Evden aceleyle çıkmıştım. Sena iyi değilim, lütfen bana gel yazılı bir mesaj göndermişti. İçimi büyük bir korku sarmıştı.
O kızı sevmiştim, alışmıştım ve arkadaş olarak seçmiştim.
İçimde kötü bir his vardı ve bundan korkuyordum.
Daha çabuk gitmek adına minibüse binmiştim.
-
Kapıyı açtığında, Sena'yı ağlamış görmeyi beklemiyordum. İçeri panikle girdim.
'' Neler oluyor, çok korkuttun beni! ''
O kadar hızlı konuşuyordum ki beni anlamamıştır bile.
'' Mert, tatile gitmiş. 3 hafta burada yok! ''
Duyduklarım, beni adeta çılgına çevirmişti! Sahiden bu salakça neden yüzünden mi kendini bu kadar paralıyordu!
'' Seni cidden, öldüreceğim! ''
Sinirle koşturmaya başlamıştım, o da benden kaçıyordu. Eh, dayak yiyeceğini anlamıştı. O önde ben arkada evin tüm odalarını turluyorduk. Sinirden, yüzüm kızarmıştı resmen.
'' Tamam ya, özür dilerim.. Ne bileyim ben böyle hemen gelirsin sanmadım ya! ''
'' Aptal, salak! Önemli dedin ben de minibüse binerek geldim. 2 tl'ye gidip dondurma da alabilirdim ama ben minibüse bindim neden? Çünkü sana daha çabuk gelebilmek için! Bir de utanmadan çocuk 3 hafta tatile gidiyor diye ağlıyor.
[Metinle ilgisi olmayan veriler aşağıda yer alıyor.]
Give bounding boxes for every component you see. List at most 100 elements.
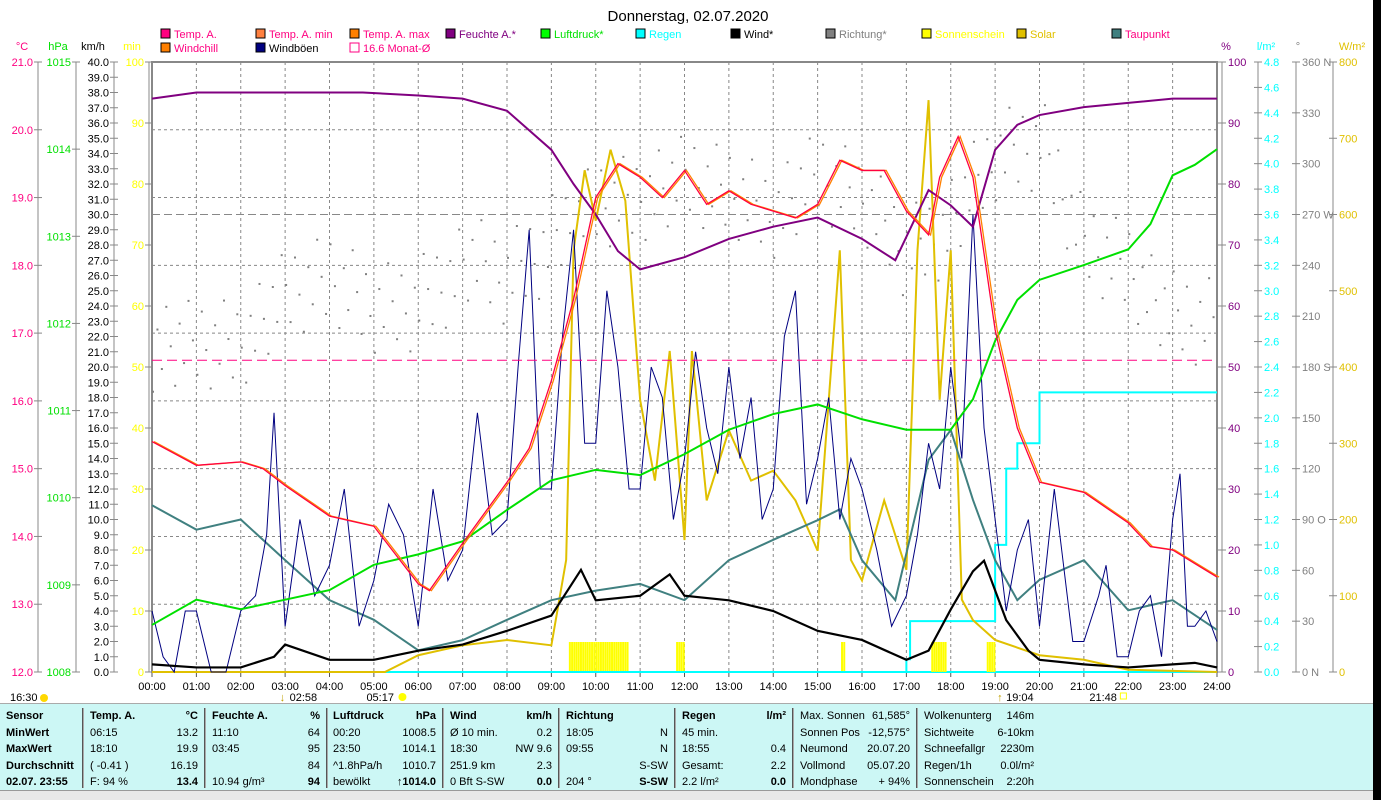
cloud-time: 16:30	[10, 692, 38, 703]
windchill-line	[153, 134, 1220, 592]
direction-point	[693, 147, 696, 150]
dir-time: 204 °	[566, 776, 592, 788]
press-header-unit: hPa	[415, 710, 436, 722]
direction-point	[839, 206, 842, 209]
hum-value: 94	[307, 776, 320, 788]
direction-point	[178, 322, 181, 325]
rain-axis-tick-label: 0.4	[1264, 616, 1279, 628]
direction-point	[799, 167, 802, 170]
wind-header-label: Wind	[450, 710, 477, 722]
wind-axis-tick-label: 3.0	[94, 621, 109, 633]
direction-point	[728, 156, 731, 159]
direction-point	[675, 199, 678, 202]
direction-point	[742, 178, 745, 181]
direction-axis-unit: °	[1296, 41, 1300, 53]
humidity-axis-tick-label: 60	[1228, 301, 1240, 313]
wind-axis-tick-label: 13.0	[88, 469, 109, 481]
direction-point	[449, 260, 452, 263]
direction-point	[724, 223, 727, 226]
x-tick-label: 24:00	[1203, 681, 1231, 693]
pressure-axis-unit: hPa	[48, 41, 68, 53]
rain-axis-tick-label: 0.6	[1264, 591, 1279, 603]
direction-point	[1123, 298, 1126, 301]
hum-time: 03:45	[212, 743, 240, 755]
direction-point	[564, 197, 567, 200]
humidity-axis-tick-label: 20	[1228, 545, 1240, 557]
wind-axis-unit: km/h	[81, 41, 105, 53]
legend-swatch	[1111, 28, 1122, 39]
humidity-axis-tick-label: 50	[1228, 362, 1240, 374]
direction-point	[680, 135, 683, 138]
moonset-icon: ↓	[280, 692, 286, 703]
temp-axis-tick-label: 21.0	[12, 57, 33, 69]
direction-point	[427, 288, 430, 291]
direction-point	[373, 351, 376, 354]
x-tick-label: 11:00	[627, 681, 654, 693]
direction-point	[1012, 143, 1015, 146]
direction-point	[489, 301, 492, 304]
direction-point	[325, 312, 328, 315]
direction-point	[555, 229, 558, 232]
direction-point	[458, 228, 461, 231]
rain-time: 18:55	[682, 743, 710, 755]
direction-point	[240, 346, 243, 349]
sun-row: Vollmond 05.07.20	[794, 758, 916, 775]
direction-point	[382, 325, 385, 328]
solar-axis-tick-label: 300	[1339, 438, 1357, 450]
legend-label: Taupunkt	[1125, 29, 1170, 41]
direction-point	[1132, 278, 1135, 281]
wind-axis-tick-label: 31.0	[88, 194, 109, 206]
temp-value: 16.19	[170, 759, 198, 772]
legend-swatch	[160, 42, 171, 53]
rain-axis-tick-label: 4.6	[1264, 82, 1279, 94]
humidity-axis-tick-label: 10	[1228, 606, 1240, 618]
direction-point	[1128, 233, 1131, 236]
sunshine-axis-tick-label: 80	[132, 179, 144, 191]
direction-point	[187, 299, 190, 302]
direction-point	[569, 232, 572, 235]
sensor-column: Sensor MinWert MaxWert Durchschnitt 02.07. 2…	[0, 708, 84, 788]
direction-point	[347, 309, 350, 312]
rain-axis-tick-label: 1.4	[1264, 489, 1279, 501]
direction-point	[249, 314, 252, 317]
rain-axis-tick-label: 1.8	[1264, 438, 1279, 450]
misc-label: Wolkenunterg	[924, 710, 992, 722]
moonset-time: 02:58	[290, 692, 318, 703]
direction-point	[1154, 299, 1157, 302]
x-tick-label: 08:00	[493, 681, 521, 693]
sun-label: Mondphase	[800, 776, 858, 788]
rain-header-label: Regen	[682, 710, 716, 722]
rain-axis-tick-label: 2.8	[1264, 311, 1279, 323]
direction-point	[475, 279, 478, 282]
direction-point	[662, 187, 665, 190]
direction-point	[1097, 256, 1100, 259]
legend-label: Windchill	[174, 43, 218, 55]
direction-point	[542, 231, 545, 234]
rain-axis-tick-label: 2.4	[1264, 362, 1279, 374]
direction-point	[444, 326, 447, 329]
direction-point	[649, 175, 651, 178]
direction-point	[657, 149, 660, 152]
direction-point	[387, 262, 390, 265]
direction-point	[964, 176, 967, 179]
solar-axis-tick-label: 700	[1339, 133, 1357, 145]
direction-point	[746, 219, 749, 222]
solar-axis-tick-label: 0	[1339, 667, 1345, 679]
direction-point	[1008, 106, 1011, 109]
x-tick-label: 22:00	[1114, 681, 1142, 693]
wind-axis-tick-label: 37.0	[88, 103, 109, 115]
x-tick-label: 06:00	[404, 681, 432, 693]
direction-axis-tick-label: 300	[1302, 159, 1320, 171]
direction-point	[271, 286, 274, 289]
direction-point	[413, 286, 416, 289]
legend-label: Temp. A.	[174, 29, 217, 41]
dir-value: S-SW	[639, 776, 668, 788]
pressure-axis-tick-label: 1012	[47, 318, 71, 330]
rain-axis-tick-label: 3.2	[1264, 260, 1279, 272]
direction-point	[1061, 198, 1064, 201]
wind-axis-tick-label: 24.0	[88, 301, 109, 313]
hum-time: 10.94 g/m³	[212, 776, 265, 788]
direction-axis-tick-label: 120	[1302, 464, 1320, 476]
direction-point	[285, 283, 288, 286]
humidity-axis-tick-label: 80	[1228, 179, 1240, 191]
Salak, su katılmamış salak! Sanki buradayken her gün görüyor çocuğu! ''
Yorulmuştum, bu yüzden Sena'nın yatağına çöktüm.
'' Bak bir şey yapmayacaksan, geliyorum! ''
'' Gel gel, alt tarafı dayak yiyeceksin. ''
'' Burası benim evim lan, istediğim gibi gelirim beni korkutamazsın! ''
Söyledikleriyle kahkaha atmıştım. Ürke ürke yanıma geliyordu!
'' Ne ironi ama! ''
Sena, yatağa gelip bacaklarıma kafasını koydu.
'' Mert ile konuşacağım. Onu sevdiğimi söyleyeceğim! ''
Hemen kafasına vurmuştum.
'' Söyle söyle de anında reddetsin. Erkekler gerizekalı bir varlık olduğu için net kızları anlamıyor. Eğer sevilmek istiyorsan, böyle ne bileyim vur kaç it çek mi ne öyle bir şey uygula. ''
Bu sefer kafama vuran o olmuştu.
'' Pekala, çok akıllı arkadaşım sen neden Jimin'e sürekli ilanı aşklar edip peşinde koşturuyorsun? ''
'' Bir çok sebebi var, mesela Türk değil. Zaten konuşamıyoruz. Bu yüzden bir tarafın elini çabuk tutması gerekiyor. Sonra Jimin, ergen değil. Kaç yaşında adam! ''
Anlarmış gibi kafasını salladı. Ama anladığına şüpheliydim!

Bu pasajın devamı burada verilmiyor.